Is it a good time for a PyTorch developer to move to Julia? If so, Flux? Knet?

I know I tend to be a little controversial but here’s my thoughts. Basically I think you are both right and wrong for different reasons. Hope you all are learning to see my criticism as just opinionated honesty - if not, you can’t please everybody :).

I think Julia is making it’s way toward it’s goal, it’ll be pretty slow for a while, but it’ll end up having a reasonable share of users doing ML. Julia is awesome for those niche things like @machineko is talking about - but that’s part of the “problem”. Those things make great blog posts, but, it’s so experimental the syntax/examples outside the docs basically change every few weeks to the point where - really only the people developing the libraries can use it. I really feel for anyone trying to do those things in production as an outsider, or trying to learn the language. The language is really easy, but, I’ve seen new comers get frustrated by 2 months out of date examples.

I think there’s a cultural hurdle. The reality is most users of other languages aren’t developers of that language or it’s low level API’s. The marketshare of developers in my opinion isn’t “use a language to fix it”, people will do that, but usually only because they have too. Julia has taken the “get more grad students” approach, which is good, it’s free labor, but at some point we need more production users. To do that, we need more things to be at that point. It’ll happen as soon as more researchers realize that there’s more acclaim in production grade tools than in arxiv papers.

I’m of the opinion that, we actually have enough people to flesh out the ecosystem, making stable libraries, etc. But, the focus isn’t on doing that. Someone a year ago or so was asking people to “reach 1.0” but I think what they meant was “why is a lot of the ecosystem a bed of sand outside of base Julia and a few core libraries?”.

Look there are dozens of examples of contributors doing this. Some really solid stuff. Yes I am guilty of the argument I am making too. Most people in industry are looking for the 80-20 they, are typically risk conservative because risk correlates to $$$. Jumping into using tools that aren’t stable, takes some courage and careful planning. The alternative - tends to be considerably easier. Rule of thumb is - people are lazy unless they are bored, and something needs to be 10x better before more people will even go beyond a 1st page google search.

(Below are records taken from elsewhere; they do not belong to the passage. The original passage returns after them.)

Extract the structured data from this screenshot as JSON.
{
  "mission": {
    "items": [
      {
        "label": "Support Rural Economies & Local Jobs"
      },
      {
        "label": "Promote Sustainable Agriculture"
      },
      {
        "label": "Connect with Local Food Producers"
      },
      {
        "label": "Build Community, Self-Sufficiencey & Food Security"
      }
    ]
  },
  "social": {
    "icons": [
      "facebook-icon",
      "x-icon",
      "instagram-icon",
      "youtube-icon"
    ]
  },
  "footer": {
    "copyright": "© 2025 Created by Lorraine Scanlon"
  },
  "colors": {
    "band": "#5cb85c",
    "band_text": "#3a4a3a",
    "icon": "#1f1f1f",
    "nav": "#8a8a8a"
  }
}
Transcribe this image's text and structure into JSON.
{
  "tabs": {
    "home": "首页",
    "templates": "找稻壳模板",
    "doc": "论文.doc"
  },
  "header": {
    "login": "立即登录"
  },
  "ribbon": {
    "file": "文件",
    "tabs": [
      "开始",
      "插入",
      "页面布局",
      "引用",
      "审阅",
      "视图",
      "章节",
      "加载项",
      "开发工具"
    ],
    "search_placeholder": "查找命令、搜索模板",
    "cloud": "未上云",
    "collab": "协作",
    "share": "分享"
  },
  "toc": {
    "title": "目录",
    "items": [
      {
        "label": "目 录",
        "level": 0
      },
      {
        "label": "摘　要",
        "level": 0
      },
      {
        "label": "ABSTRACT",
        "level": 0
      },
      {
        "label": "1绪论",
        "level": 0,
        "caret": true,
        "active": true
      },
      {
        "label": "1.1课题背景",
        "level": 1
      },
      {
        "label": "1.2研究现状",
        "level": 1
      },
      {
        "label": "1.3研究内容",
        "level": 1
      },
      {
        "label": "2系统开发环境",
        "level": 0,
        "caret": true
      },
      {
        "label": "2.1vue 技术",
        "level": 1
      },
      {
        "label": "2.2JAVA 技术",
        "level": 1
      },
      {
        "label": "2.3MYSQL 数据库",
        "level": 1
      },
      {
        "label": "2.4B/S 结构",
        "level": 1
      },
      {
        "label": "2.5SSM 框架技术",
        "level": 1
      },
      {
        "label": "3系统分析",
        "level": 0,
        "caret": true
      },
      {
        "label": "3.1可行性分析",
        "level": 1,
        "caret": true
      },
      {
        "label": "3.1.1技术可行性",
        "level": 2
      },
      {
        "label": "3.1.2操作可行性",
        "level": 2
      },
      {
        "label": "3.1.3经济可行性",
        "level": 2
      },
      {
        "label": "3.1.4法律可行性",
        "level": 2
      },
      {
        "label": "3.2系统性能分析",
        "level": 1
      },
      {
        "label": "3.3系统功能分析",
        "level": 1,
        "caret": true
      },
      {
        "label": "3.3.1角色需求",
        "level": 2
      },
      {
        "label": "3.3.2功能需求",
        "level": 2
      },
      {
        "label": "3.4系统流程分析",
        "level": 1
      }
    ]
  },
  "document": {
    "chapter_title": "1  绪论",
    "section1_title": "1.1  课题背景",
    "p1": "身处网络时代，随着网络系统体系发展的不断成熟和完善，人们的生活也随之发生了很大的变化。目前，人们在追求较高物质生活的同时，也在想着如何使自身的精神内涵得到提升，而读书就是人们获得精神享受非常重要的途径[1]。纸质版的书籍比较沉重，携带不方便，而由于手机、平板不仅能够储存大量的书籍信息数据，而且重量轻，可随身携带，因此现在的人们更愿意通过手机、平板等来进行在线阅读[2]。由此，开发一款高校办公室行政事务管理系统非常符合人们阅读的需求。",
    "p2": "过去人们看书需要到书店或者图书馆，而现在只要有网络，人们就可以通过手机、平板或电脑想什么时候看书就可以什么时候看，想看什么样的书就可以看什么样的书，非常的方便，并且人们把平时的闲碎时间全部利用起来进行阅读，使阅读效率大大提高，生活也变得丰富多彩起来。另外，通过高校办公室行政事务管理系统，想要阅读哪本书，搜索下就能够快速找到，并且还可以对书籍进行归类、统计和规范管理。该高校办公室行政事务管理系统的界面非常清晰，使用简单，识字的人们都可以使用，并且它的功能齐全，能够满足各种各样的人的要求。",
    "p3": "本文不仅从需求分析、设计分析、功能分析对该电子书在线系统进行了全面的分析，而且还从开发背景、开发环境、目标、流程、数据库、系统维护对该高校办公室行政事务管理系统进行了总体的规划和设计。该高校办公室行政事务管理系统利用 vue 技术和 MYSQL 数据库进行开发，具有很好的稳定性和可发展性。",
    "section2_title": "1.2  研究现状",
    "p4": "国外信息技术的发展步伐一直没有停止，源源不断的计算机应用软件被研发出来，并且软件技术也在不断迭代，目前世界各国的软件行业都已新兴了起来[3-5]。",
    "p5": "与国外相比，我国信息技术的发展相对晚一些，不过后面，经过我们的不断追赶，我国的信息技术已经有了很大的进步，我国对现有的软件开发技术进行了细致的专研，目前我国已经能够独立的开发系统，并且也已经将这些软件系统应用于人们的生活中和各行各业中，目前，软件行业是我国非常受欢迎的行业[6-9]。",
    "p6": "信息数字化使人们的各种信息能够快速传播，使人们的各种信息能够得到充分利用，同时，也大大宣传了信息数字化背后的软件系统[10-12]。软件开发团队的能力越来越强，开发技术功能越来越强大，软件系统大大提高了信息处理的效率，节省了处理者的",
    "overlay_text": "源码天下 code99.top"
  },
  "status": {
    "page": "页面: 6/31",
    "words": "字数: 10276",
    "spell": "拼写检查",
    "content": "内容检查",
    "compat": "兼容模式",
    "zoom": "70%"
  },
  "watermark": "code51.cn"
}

Please do not generalize, I am lazy even when I am not bored.



:rofl: Good point, generalizations of humans aren’t really my cup of tea.

Flux – Ecosystem should be able to say to some of that. But I welcome folks to talk about the places we have to work on. Having said that mixed precision/ production would look somewhat different than in PyTorch/ TF because for us we make use of a lot more reuse and it is about switching the eltype in most cases. We are working on adding more tutorials about that, and I would absolutely love folks to help suggest things they struggle with and show examples of code that may not be addressed in the docs.


My biggest gripe with Flux right now(well last I used it was a couple months ago) is there is a disconnect in the training patterns available to end users. So Flux is this awesome library allowing users to do cutting edge research, super custom topologies, you name it! Great! Then when i go to train, I am pidgeon-holed into a single “train” idiom which is antithetical to this.

I’ve suggested for years that we should export the training functions and the gradient handlers so users don’t have to copy pasta core flux code or import half a dozen specific functions they intend to modify. It’s trivial - but it matters to me a lot. That said - maybe not to anyone else :).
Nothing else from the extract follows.